The next weekend was a long one, abutting a Friday off so Suresh decided to take a trip home. When he returned, monsoon had arrived in Mumbai and the café was not a more crowded than usual for a Sunday, the regulars from outside forsaking their cigarettes and taking shelter from rain, within. Suresh ordered his Café Mocha and sat back waiting. He wondered where she was. She had been at the café every single Sunday that he had visited. But an hour passed and there was no sight of her. Suresh paid for his coffee and then did a tour of the other coffeeshops. He spotted the old guy at the café with the sofas but the girl with him was a different one. She had red coloured hair high in a ponytail and a tattoo on the back of her neck. Instead of a dress, this one was in baggy six-pocket pants with shoes. But her green strappy top was tight and so low-cut, the men around were not even attempting to camouflage their gazes. Old guy was staring unabashedly at her cleavage while she chatted.

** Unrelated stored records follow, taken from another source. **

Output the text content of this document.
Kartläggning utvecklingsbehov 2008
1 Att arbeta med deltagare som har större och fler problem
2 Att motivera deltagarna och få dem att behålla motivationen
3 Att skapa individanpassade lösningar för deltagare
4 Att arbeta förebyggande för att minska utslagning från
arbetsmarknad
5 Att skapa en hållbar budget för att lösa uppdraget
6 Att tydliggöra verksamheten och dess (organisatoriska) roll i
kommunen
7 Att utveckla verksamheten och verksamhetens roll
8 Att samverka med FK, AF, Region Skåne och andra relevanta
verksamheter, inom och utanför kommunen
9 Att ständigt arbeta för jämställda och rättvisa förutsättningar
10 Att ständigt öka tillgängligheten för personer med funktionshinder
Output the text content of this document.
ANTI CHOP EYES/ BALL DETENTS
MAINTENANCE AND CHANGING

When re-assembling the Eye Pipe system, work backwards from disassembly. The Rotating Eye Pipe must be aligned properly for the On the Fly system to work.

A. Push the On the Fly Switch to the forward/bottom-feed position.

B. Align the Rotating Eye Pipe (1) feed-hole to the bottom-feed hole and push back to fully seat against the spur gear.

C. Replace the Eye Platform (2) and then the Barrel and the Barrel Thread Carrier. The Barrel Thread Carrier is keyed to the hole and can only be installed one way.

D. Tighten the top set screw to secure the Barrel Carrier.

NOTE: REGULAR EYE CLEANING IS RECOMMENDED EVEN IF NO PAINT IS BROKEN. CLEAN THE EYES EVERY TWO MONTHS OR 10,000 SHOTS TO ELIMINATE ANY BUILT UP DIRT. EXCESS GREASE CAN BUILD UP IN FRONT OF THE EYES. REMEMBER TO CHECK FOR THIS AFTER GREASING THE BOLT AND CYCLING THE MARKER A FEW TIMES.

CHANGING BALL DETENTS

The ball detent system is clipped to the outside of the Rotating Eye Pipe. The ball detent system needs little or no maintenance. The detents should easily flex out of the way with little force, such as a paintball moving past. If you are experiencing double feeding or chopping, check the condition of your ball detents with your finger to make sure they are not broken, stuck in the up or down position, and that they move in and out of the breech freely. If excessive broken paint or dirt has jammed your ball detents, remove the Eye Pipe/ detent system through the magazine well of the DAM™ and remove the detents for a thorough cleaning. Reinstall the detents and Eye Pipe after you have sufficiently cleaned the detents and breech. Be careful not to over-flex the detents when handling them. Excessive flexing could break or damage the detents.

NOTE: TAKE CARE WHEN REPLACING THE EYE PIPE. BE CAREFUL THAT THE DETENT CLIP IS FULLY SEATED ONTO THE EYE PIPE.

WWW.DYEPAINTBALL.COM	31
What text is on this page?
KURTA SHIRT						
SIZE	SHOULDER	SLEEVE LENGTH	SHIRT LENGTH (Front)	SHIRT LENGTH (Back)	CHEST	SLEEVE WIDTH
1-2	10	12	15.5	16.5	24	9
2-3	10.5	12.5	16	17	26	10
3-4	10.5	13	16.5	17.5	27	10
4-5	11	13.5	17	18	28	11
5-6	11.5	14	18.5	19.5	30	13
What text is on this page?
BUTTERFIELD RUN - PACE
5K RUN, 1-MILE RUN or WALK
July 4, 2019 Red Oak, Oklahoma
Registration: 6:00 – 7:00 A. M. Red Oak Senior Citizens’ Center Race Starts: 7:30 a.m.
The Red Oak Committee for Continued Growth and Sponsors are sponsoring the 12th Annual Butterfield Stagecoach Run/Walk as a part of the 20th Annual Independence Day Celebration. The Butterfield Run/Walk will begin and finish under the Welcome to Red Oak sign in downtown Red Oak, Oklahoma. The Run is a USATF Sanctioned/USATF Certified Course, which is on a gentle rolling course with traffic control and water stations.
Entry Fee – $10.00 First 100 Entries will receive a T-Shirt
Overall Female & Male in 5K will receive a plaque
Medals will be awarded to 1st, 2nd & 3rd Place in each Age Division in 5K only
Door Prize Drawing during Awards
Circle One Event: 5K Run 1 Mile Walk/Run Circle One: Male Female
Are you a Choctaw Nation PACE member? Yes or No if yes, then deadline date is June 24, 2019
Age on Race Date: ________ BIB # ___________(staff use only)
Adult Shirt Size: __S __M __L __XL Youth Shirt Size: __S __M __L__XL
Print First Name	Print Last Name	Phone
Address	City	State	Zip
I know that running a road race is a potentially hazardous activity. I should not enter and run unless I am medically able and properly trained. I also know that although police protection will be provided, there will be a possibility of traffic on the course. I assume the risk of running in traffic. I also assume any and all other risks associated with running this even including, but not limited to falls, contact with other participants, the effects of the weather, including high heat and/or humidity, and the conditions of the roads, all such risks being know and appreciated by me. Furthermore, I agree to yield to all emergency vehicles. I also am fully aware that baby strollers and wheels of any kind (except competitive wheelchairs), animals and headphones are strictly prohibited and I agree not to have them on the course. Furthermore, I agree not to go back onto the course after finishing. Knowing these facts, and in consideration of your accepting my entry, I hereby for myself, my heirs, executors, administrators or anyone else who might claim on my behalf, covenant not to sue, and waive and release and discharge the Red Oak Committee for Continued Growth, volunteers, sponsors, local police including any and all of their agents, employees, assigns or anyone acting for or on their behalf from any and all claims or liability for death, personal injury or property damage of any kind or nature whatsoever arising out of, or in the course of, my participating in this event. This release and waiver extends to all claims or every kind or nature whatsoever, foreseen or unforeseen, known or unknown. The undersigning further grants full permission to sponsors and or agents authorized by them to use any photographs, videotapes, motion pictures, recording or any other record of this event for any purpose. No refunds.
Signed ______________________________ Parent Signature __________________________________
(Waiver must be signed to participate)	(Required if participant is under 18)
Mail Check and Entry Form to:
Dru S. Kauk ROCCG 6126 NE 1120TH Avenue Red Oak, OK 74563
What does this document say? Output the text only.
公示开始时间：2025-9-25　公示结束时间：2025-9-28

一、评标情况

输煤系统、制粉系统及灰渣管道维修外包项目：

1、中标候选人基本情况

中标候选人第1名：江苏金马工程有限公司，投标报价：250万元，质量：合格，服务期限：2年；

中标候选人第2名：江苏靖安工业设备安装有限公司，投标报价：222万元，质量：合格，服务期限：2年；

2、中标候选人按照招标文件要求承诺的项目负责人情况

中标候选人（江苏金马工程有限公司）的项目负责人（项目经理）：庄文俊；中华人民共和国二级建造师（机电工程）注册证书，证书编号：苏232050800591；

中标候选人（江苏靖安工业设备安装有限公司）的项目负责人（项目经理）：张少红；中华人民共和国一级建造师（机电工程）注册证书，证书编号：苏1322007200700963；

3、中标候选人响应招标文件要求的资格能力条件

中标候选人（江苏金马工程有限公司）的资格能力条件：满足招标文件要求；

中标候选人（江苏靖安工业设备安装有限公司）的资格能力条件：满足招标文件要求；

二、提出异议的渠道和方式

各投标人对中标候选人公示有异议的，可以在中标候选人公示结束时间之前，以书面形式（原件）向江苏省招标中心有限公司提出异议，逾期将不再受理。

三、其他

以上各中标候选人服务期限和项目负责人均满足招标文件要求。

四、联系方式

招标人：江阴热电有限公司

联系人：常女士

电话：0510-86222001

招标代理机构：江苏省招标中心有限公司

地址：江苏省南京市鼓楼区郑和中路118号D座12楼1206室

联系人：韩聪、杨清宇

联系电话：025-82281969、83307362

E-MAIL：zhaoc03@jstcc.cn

Suresh went back to the first café and ordered a sandwich. By evening, he had seen three old guy types walk in and out with pretty things. One of them was even Ms.Cleavage from the other café. She had changed into a tight skirt and pulled on a denim jacket buttoned at her stomach. But it burst open at the top, showcasing her assets as she waited to be hired. The second old guy though, didn’t seem interested and only kept staring at her thighs. Suresh got up and left.

He returned to the café several times in the next three months. Ms.Cleavage turned up in a saree and heavy jewelery in a television soap opera a month later. Suresh was sure he had spotted one of the old guys in a suit, giving an award at a film function on TV. But he never saw the girl again. Maybe she had gone back home. Or somewhere worse.

need some coffee?
need some coffee? (Photo credit: Wikipedia)

7 thoughts on “MayShortReads15: Coffeeshop

    1. @febinmathew: Is it too cold, perhaps? I was subconsciously transferring my own numbed impressions into this character but perhaps not everyone is that blase about such a situation?

      1. I don’t think everyone is, not when directly confronted with it.
        But we all survive on a kind of desensitization, ‘out of sight, out of mind’ so to speak
        So, no I wouldn’t say cold. But, a lil depressing yes.

  1. Oya. At least give me details. At least let me feel for the girl. What worked with Pain, was that you zoomed in and out of body parts. You could have done the same here, and made it interesting, made Suresh more intuitive and made us side with the girl. How does a Suresh view a girl like that with such detachment. So easily it could have been a great story with attachment. And you can make us interested in the girl in a economically written way, because you have in your next story Crossing Lines. So why didn’t you do it here?

    1. @Ronaan Roy: Umm, dunno. That’s the process that I haven’t quite worked out yet. Sometimes it works, sometimes it doesn’t. I’m relying purely on luck so far; haven’t gotten the science of it yet. And I do believe there is a science even in the craft of writing.